Mais les ambitions sont multiples :
  • développer une pêche plus durable et responsable (elle l'est de plus en plus) par le soutien et la promotion de pratiques destinées à améliorer la compétitivité des entreprises de pêche tout en contribuant à la préservation des ressources halieutiques et de l’écosystème marin,
  • favoriser la commercialisation des produits de la pêche française et les valoriser afin d’encourager leur consommation auprès du grand public : cet objectif a notamment abouti en 2012 à la création de la marque Pavillon France qui garantit aux consommateurs de pouvoir profiter en toute confiance de la diversité de la pêche française, et dont nous avons repéré le logo sur de multiples caisses,
  • moderniser la flotte (car les bateaux vieillissent) au travers des solutions économes en énergie et sélectives et en investissant dans un programme individuel de modernisation des navires métropolitains. Au total, déjà plus de 1 600 navires de tous types, de toutes tailles et de toutes régions littorales françaises, ont participé à ce dispositif.
Il a rappelé que c'est la création d'une taxe sur le poisson par le Président Sarkozy qui a permis cette création. L'association défend la pêche française, ce qui est pour lui une activité qu'il a soulignée faire bénévolement. Une vingtaine de projets scientifiques (dont un concernant le thon rouge) ont été menés. Sur beaucoup d'espèces, le débat est de savoir combien de temps est nécessaire pour reconstituer les ressources et par voie de conséquence, comment adapter les quotas, qui cependant sont décidés à Bruxelles.

Gérard Higuinen a partagé de nouveaux projets, visant par exemple à décider de quotas pluriannuels qui permettraient aux marins pêcheurs de pouvoir prendre rendez-vous avec leurs banquiers sans ignorer le chiffre d'affaires que la réglementation les autorisera à faire.

Il a aussi pointé les soucis latents par le Brexit puisque 50% des pêches sont pratiquées dans les eaux britanniques ... par des pêcheurs français. Si on veut caricaturer on dira que le poisson se pêche au nord, et se consomme au sud.

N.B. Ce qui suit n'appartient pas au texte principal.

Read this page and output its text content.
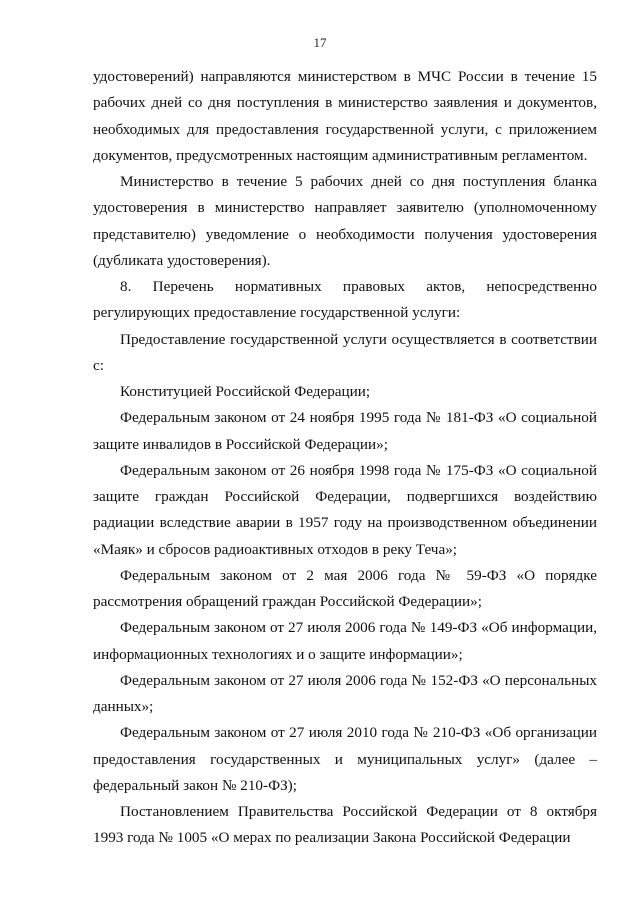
17

удостоверений) направляются министерством в МЧС России в течение 15 рабочих дней со дня поступления в министерство заявления и документов, необходимых для предоставления государственной услуги, с приложением документов, предусмотренных настоящим административным регламентом.

Министерство в течение 5 рабочих дней со дня поступления бланка удостоверения в министерство направляет заявителю (уполномоченному представителю) уведомление о необходимости получения удостоверения (дубликата удостоверения).

8. Перечень нормативных правовых актов, непосредственно регулирующих предоставление государственной услуги:

Предоставление государственной услуги осуществляется в соответствии с:

Конституцией Российской Федерации;

Федеральным законом от 24 ноября 1995 года № 181-ФЗ «О социальной защите инвалидов в Российской Федерации»;

Федеральным законом от 26 ноября 1998 года № 175-ФЗ «О социальной защите граждан Российской Федерации, подвергшихся воздействию радиации вследствие аварии в 1957 году на производственном объединении «Маяк» и сбросов радиоактивных отходов в реку Теча»;

Федеральным законом от 2 мая 2006 года № 59-ФЗ «О порядке рассмотрения обращений граждан Российской Федерации»;

Федеральным законом от 27 июля 2006 года № 149-ФЗ «Об информации, информационных технологиях и о защите информации»;

Федеральным законом от 27 июля 2006 года № 152-ФЗ «О персональных данных»;

Федеральным законом от 27 июля 2010 года № 210-ФЗ «Об организации предоставления государственных и муниципальных услуг» (далее – федеральный закон № 210-ФЗ);

Постановлением Правительства Российской Федерации от 8 октября 1993 года № 1005 «О мерах по реализации Закона Российской Федерации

Mais il a aussi souligné que Le poisson est tout de même le seul produit totalement renouvelable puisque le stock à la capacité de se reconstituer totalement en 3 ans.
 
Arpenter ensuite le Pavillon de la marée fut une grande expérience. les photos ne sont peut-être pas représentative d'une nuit ordinaire. Beaucoup de négociants présentaient des poissons exotiques étonnants comme les espadons et la daurade coryphène tropicale, ombrée de jaune d'or, ou des mérous aux bouches lippues et la tentation fut forte de les voir de près plutôt que des espèces plus connues.

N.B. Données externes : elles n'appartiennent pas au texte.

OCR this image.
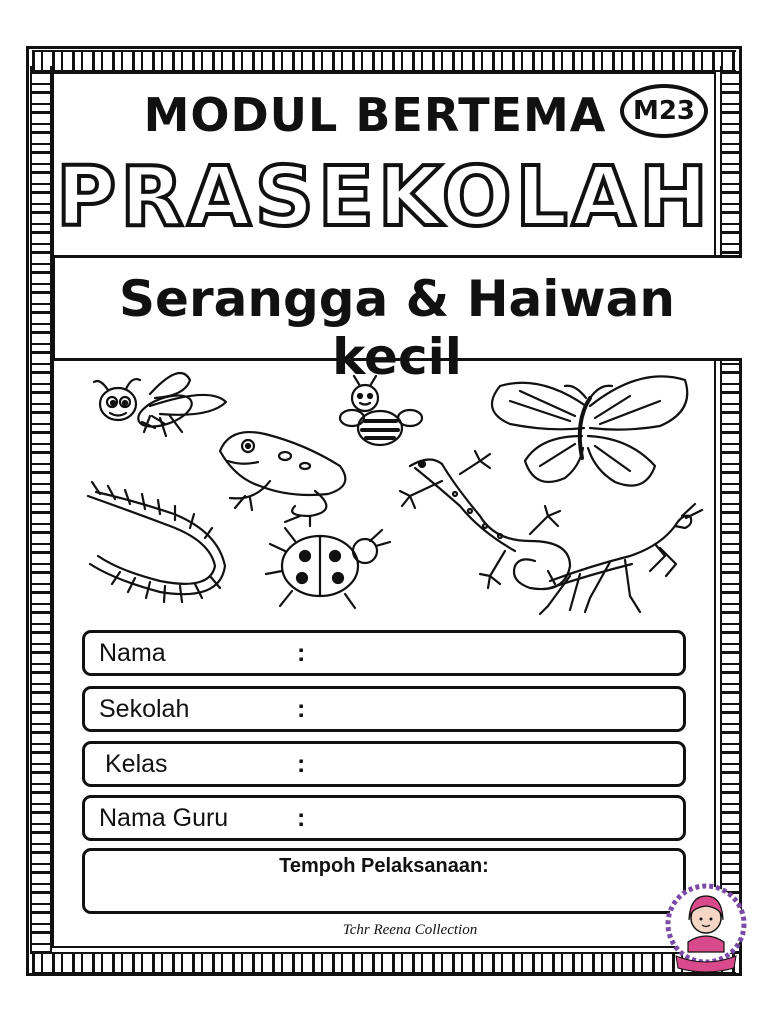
MODUL BERTEMA	M23
PRASEKOLAH
Serangga & Haiwan kecil
Nama	:
Sekolah	:
Kelas	:
Nama Guru	:
Tempoh Pelaksanaan:
Tchr Reena Collection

Il y avait aussi -et ce fut une forte surprise pour moi- une infinité de plats préparés qui ... jettent un doute sur ce que les poissonniers préparent réellement.

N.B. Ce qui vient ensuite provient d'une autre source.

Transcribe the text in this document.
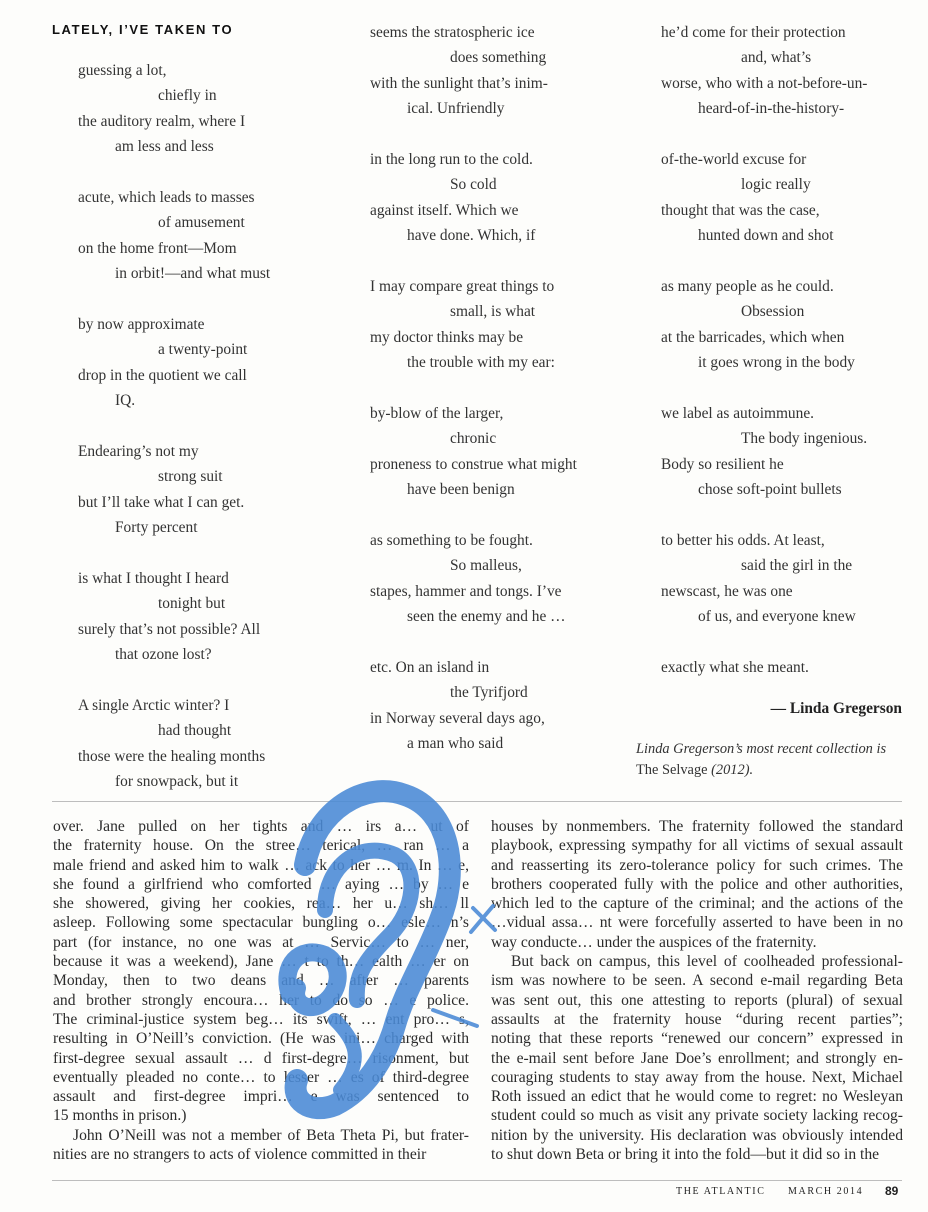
LATELY, I’VE TAKEN TO
guessing a lot,
chiefly in
the auditory realm, where I
am less and less
acute, which leads to masses
of amusement
on the home front—Mom
in orbit!—and what must
by now approximate
a twenty-point
drop in the quotient we call
IQ.
Endearing’s not my
strong suit
but I’ll take what I can get.
Forty percent
is what I thought I heard
tonight but
surely that’s not possible? All
that ozone lost?
A single Arctic winter? I
had thought
those were the healing months
for snowpack, but it
seems the stratospheric ice
does something
with the sunlight that’s inim-
ical. Unfriendly
in the long run to the cold.
So cold
against itself. Which we
have done. Which, if
I may compare great things to
small, is what
my doctor thinks may be
the trouble with my ear:
by-blow of the larger,
chronic
proneness to construe what might
have been benign
as something to be fought.
So malleus,
stapes, hammer and tongs. I’ve
seen the enemy and he …
etc. On an island in
the Tyrifjord
in Norway several days ago,
a man who said
he’d come for their protection
and, what’s
worse, who with a not-before-un-
heard-of-in-the-history-
of-the-world excuse for
logic really
thought that was the case,
hunted down and shot
as many people as he could.
Obsession
at the barricades, which when
it goes wrong in the body
we label as autoimmune.
The body ingenious.
Body so resilient he
chose soft-point bullets
to better his odds. At least,
said the girl in the
newscast, he was one
of us, and everyone knew
exactly what she meant.
— Linda Gregerson
Linda Gregerson’s most recent collection is The Selvage (2012).
over. Jane pulled on her tights and … irs a… ut of
the fraternity house. On the stree… terical, … ran … a
male friend and asked him to walk … ack to her … m. In … e,
she found a girlfriend who comforted … aying … by … e
she showered, giving her cookies, rea… her u… sh… ll
asleep. Following some spectacular bungling o… esle… n’s
part (for instance, no one was at … Servic… to … ner,
because it was a weekend), Jane … t to th… ealth … er on
Monday, then to two deans and … after … parents
and brother strongly encoura… her to do so … e police.
The criminal-justice system beg… its swift, … ent pro… s,
resulting in O’Neill’s conviction. (He was ini… charged with
first-degree sexual assault … d first-degre… risonment, but
eventually pleaded no conte… to lesser … es of third-degree
assault and first-degree impri… e was sentenced to
15 months in prison.)
John O’Neill was not a member of Beta Theta Pi, but frater-
nities are no strangers to acts of violence committed in their
houses by nonmembers. The fraternity followed the standard
playbook, expressing sympathy for all victims of sexual assault
and reasserting its zero-tolerance policy for such crimes. The
brothers cooperated fully with the police and other authorities,
which led to the capture of the criminal; and the actions of the
…vidual assa… nt were forcefully asserted to have been in no
way conducte… under the auspices of the fraternity.
But back on campus, this level of coolheaded professional-
ism was nowhere to be seen. A second e-mail regarding Beta
was sent out, this one attesting to reports (plural) of sexual
assaults at the fraternity house “during recent parties”;
noting that these reports “renewed our concern” expressed in
the e-mail sent before Jane Doe’s enrollment; and strongly en-
couraging students to stay away from the house. Next, Michael
Roth issued an edict that he would come to regret: no Wesleyan
student could so much as visit any private society lacking recog-
nition by the university. His declaration was obviously intended
to shut down Beta or bring it into the fold—but it did so in the
THE ATLANTIC MARCH 2014 89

Le froid, intense, et l'humidité nous ont rendu admiratifs de ces employés qui manoeuvrent des quantités phénoménales de produits. Evidemment l'absence d'indication de prix n'a pas permis de nous faire une opinion, d'autant que nous sommes restés discrets.

Nous avons en tout cas vu combien la fraicheur, la qualité et la profusion témoignaient de l'activité du lieu. Voici quelques clichés qui en apportent la preuve.
Les bulots étaient bien vivants et très actifs.  Les couteaux frais affinés et dessablés remuaient de façon moins visible.
Les coquilles Saint-Jacques sont énormes. Et les tourteaux impressionnants
Chez Reynaud on a admiré ces gambas espèce endémique 100% bio de Madagascar, garantie sans antibiotiques (ce qui signifie que d'autres en sont gavées), sans colorant ni OGM comme cela est mentionné sur les emballages.
Les huitres elles aussi peuvent être exceptionnelles (chez un autre négociant) en provenance des Charentes. Et on ne s'étonne pas de trouver des boites de caviar ...
L'ambiance était à la fête. Des animations étaient programmées, comme cette dégustation de coquilles  par un pêcheur fraîchement débarqué pour l'occasion, et qui m'a rappelé ce reportage en Bretagne.
Dernier conseil glané au cours de la nuit : il est interdit de vendre un sushi de poisson frais et il faut s'assurer que le restaurateur aura bien employé des produits congelés.

Les photos qui ne sont pas logotypées A bride abattue sont d'Ysabel que je remercie.